Cracker Steve asks when Pedro is gonna get there because he has such a hankering for some Drugs, but Complete Fucking Stranger Who Is Also Just COVERED in Scars tells him that Pedro’s on his way and besides, he still has two cool stories left. Second cool story (and sort of my favorite) is “Uncle Tio’s Taco Truck”, in which THE TACO MEAT IS PEOPLE. That’s basically the whole thing. It’s pretty dumb, really. But I’m a sucker for that kind of shit and I will happily watch kids run around a taco truck wondering where their delicious missing friend went before getting TRAPPED IN THE TACO TRUCK AND OH NO HERE COMES UNCLE TIO WAIT DOESN’T “TIO” JUST MEAN UNCLE ANYWAY OH SHIT WE ARE GOING TO BE TACOS. Also because this shit actually happens and if anyone wants to make a sweet horror movie about that guy, please please do it and let me know.

Brad and Cracker Steve are finally getting just the slightest bit uncomfortable with this arrangement when Actually Probably A Serial Killer launches into his final tale, “El Monstruo,” which is about a team of crazy white hillbillies who catch Mexicans jumping the border and torture and murder them in their crazy white hillbilly shack until a Mexican gang gets the opportunity to strike back. This one is pretty weak, but at this point you’re hanging around to see how Brad and Cracker Steve are inevitably going to die, so you can deal with it.
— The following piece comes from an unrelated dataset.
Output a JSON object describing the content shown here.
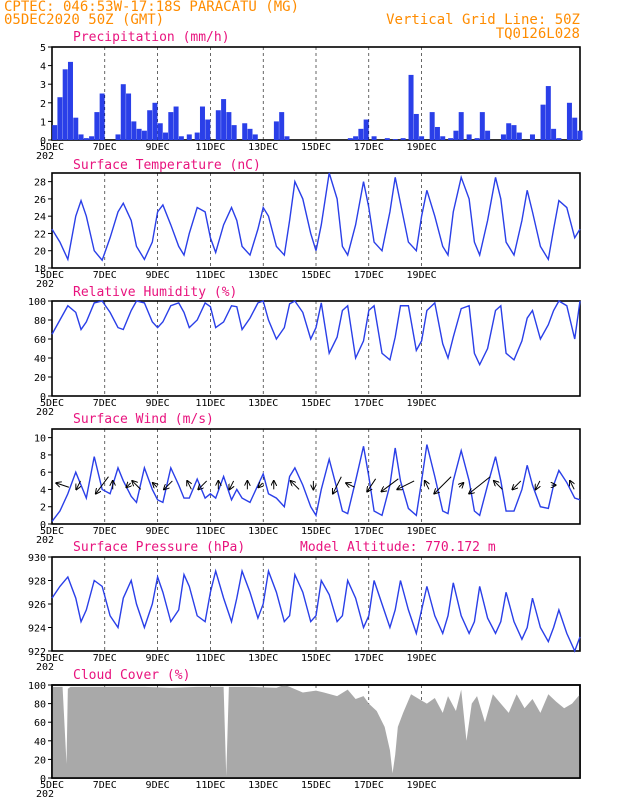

Does Pedro ever show up? Will Brad and Cracker Steve ever get their hands on some Drugs? Who is the Guy Who Is Now For Sure A Serial Killer, and is he really a serial killer???

Barrio Tales is, admittedly, not great, but it is a lot of fun to watch. It has a cartoonish feel to it and seems to take a lot of joy in being ridiculous and shitty, which is rewarding enough to me, a person who has had so so many mediocre horror movies that take themselves way seriously cross in front of my eyeballs. It’s not going to be everyone’s cup of tequila, and I wouldn’t advise trying to find socio-political messages in the taco meat here, but the insert Mexican words is a fairly breezy good time and I can’t argue too much with a slasher flick that is just so happy to be a slasher flick.

I give it……………TRES HORRORES.

That means “three horrors,” by the way.

I was basically a Spanish minor in college except that I was too lazy to get all the paperwork filled out.

I’m like *twice* as Mexican as Cracker Steve.